Lancashire County Council (24 021 438)
Category : Education > School transport
Decision : Closed after initial enquiries
Decision date : 06 May 2025
The Ombudsman's final decision:
Summary: We will not investigate this complaint about the Council’s decision not to provide the complainant’s child with home to school transport. This is because there is inadequate evidence of fault.
The complaint
- Ms X complains about the Council’s decision not to provide her child with home to school transport.
The Ombudsman’s role and powers
- We investigate complaints about ‘maladministration’ and ‘service failure’, which we call ‘fault’. We must also consider whether any fault has had an adverse impact on the person making the complaint, which we call ‘injustice’. We provide a free service but must use public money carefully. We do not start or continue an investigation if we decide there is not enough evidence of fault to justify investigating. (Local Government Act 1974, section 24A(6), as amended, section 34(B))
- If there was no fault in how the organisation made its decision, we cannot question the outcome. (Local Government Act 1974, section 34(3), as amended)
How I considered this complaint
- I considered information provided by Miss X and the Council.

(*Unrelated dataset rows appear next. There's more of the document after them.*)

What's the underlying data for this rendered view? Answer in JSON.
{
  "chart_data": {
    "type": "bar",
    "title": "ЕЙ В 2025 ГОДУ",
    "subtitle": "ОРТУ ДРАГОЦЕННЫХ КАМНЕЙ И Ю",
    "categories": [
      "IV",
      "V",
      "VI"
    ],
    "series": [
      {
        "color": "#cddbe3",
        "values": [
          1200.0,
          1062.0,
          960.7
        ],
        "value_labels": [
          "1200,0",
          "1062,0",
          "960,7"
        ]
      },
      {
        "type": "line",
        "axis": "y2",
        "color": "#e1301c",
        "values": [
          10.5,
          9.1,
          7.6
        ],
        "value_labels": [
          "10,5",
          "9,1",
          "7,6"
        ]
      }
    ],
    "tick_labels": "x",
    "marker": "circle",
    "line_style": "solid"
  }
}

- I considered the Ombudsman’s Assessment Code.
My assessment
- The evidence shows the Council has applied its school transport policy and has properly explained that Ms X’s son does not qualify for transport. This is because there are schools with places available closer to the home address than the school at which her son attends. That being the case, the decision to refuse the application and reject the review request do not appear to be flawed.
- At appeal, the role of the independent appeal panel was to consider whether the previous decisions were correct and, if so, whether there were exceptional circumstances to justify awarding transport. The appeal panel’s decision letter shows that it did so.
- The panel noted Ms X’s health issues and that she cannot accompany him on his journey to and from school. However, the Council school transport policy states:
“The County Council will not consider assistance where one parent is unable to accompany the child to school due to work commitments nor will it usually consider it necessary to provide assistance to secondary school aged pupils, as they will usually be deemed to be capable of walking to school unaccompanied.”
- There is no evidence of fault in the way the panel considered the appeal and reached its decision. Without such evidence, the Ombudsman cannot criticise the decision to refuse the appeal or intervene to substitute an alternative view.
Final decision
- We will not investigate Ms X’s complaint because we have not seen enough evidence of fault in the way the Council made its decision not to award school transport for her son.